During a press conference in Victoria’s Fernwood neighbourhood, Premier David Eby said he knows there are problem tenants who don’t pay rent deliberately or damage the unit and on the flip side, there are cases where landlords unfairly raise the rent or illegally evict tenants.

“This bill attempts to close loopholes that both sides have used — to be flexible around addressing problem tenants and to be a firm around addressing problem landlords and illegal evictions,” he said.

Spencer Chandra Herbert, MLA for Vancouver-West End and the premier’s liaison for renters, said he’s seen cases in his riding where a multi-unit building is purchased by a family trust “and then each of the directors all of a sudden has a child that needs to move in instantly.”

“Sadly, in a number of cases, they didn’t fight it. They didn’t appeal it. They just accepted it,” Chandra Herbert said. “And there were no kids moving into that building. It was just a ruse to try and force good long-term tenants out to jack up the rents.
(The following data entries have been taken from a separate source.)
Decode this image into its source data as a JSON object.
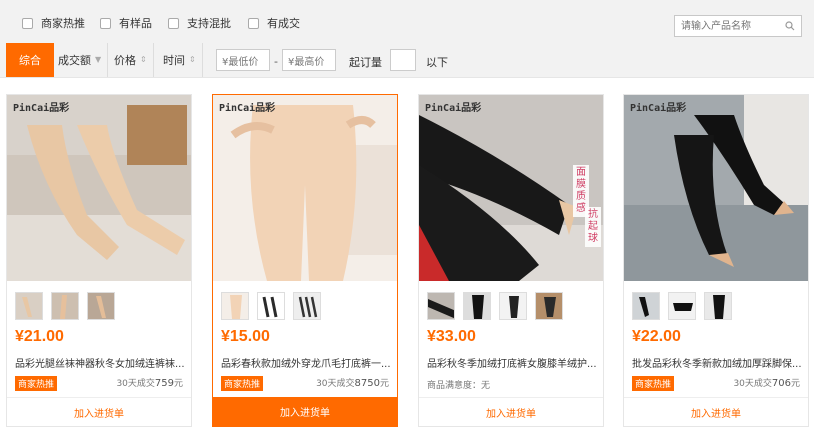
{
  "filters": {
    "checkboxes": [
      "商家热推",
      "有样品",
      "支持混批",
      "有成交"
    ],
    "search_placeholder": "请输入产品名称"
  },
  "sort": {
    "active": "综合",
    "deal_amount": "成交额",
    "price": "价格",
    "time": "时间",
    "min_price_placeholder": "¥最低价",
    "max_price_placeholder": "¥最高价",
    "dash": "-",
    "moq_label": "起订量",
    "moq_suffix": "以下"
  },
  "products": [
    {
      "brand": "PinCai品彩",
      "price": "¥21.00",
      "title": "品彩光腿丝袜神器秋冬女加绒连裤袜...",
      "tag": "商家热推",
      "sales_label": "30天成交",
      "sales_value": "759",
      "sales_unit": "元",
      "cta": "加入进货单",
      "image_colors": {
        "bg": "#c9c0b6",
        "leg": "#e8c7a4"
      }
    },
    {
      "brand": "PinCai品彩",
      "price": "¥15.00",
      "title": "品彩春秋款加绒外穿龙爪毛打底裤一...",
      "tag": "商家热推",
      "sales_label": "30天成交",
      "sales_value": "8750",
      "sales_unit": "元",
      "cta": "加入进货单",
      "image_colors": {
        "bg": "#f3ece6",
        "leg": "#f2d3b6"
      }
    },
    {
      "brand": "PinCai品彩",
      "price": "¥33.00",
      "title": "品彩秋冬季加绒打底裤女腹膝羊绒护...",
      "satisfaction": "商品满意度：无",
      "side_text": [
        "面膜质感",
        "抗起球"
      ],
      "cta": "加入进货单",
      "image_colors": {
        "bg": "#c8c4c0",
        "leg": "#1a1a1a"
      }
    },
    {
      "brand": "PinCai品彩",
      "price": "¥22.00",
      "title": "批发品彩秋冬季新款加绒加厚踩脚保...",
      "tag": "商家热推",
      "sales_label": "30天成交",
      "sales_value": "706",
      "sales_unit": "元",
      "cta": "加入进货单",
      "image_colors": {
        "bg": "#9aa1a6",
        "leg": "#111111"
      }
    }
  ],
  "colors": {
    "accent": "#ff6a00"
  }
}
People shouldn’t have to face that kind of eviction through fraudulent means.”

In cases of legal personal use evictions, the landlord or their family member must live in the unit for 12 months, up from six months. This it to prevent landlords from using this as a work-around to free up the unit for another tenant who would pay higher rent.

“While most landlords and tenants play by the rules, we know that too many people in B.C. are still facing unfair evictions under bad pretences,” Kahlon said.

Landlords will have to use a standardized form to issue a personal use eviction which Kahlon said will help the Residency Tenancy Branch — the government agency which resolves disputes between landlords and tenants — track such evictions and investigate potential bad faith evictions.

A University of B.C. study released last May found the vast majority of evictions in B.C. — 85 per cent — are deemed to be at “no fault” of the tenants. That rate is far greater than the national average of 65 per cent.

The report found that in B.C., compared with other provinces between 2016 and 2021, tenants were far more often asked to move for reasons such as landlords needing to use the property themselves, selling it, or demolishing or renovating it, the report says.

Kahlon promised landlords that improvements have been made to the Residential Tenancy Branch to reduce the backlog of dispute resolution cases so that “problematic tenants” can be removed more quickly and that landlords can recover money owed to them. There will also be more expedited hearings for emergency matters.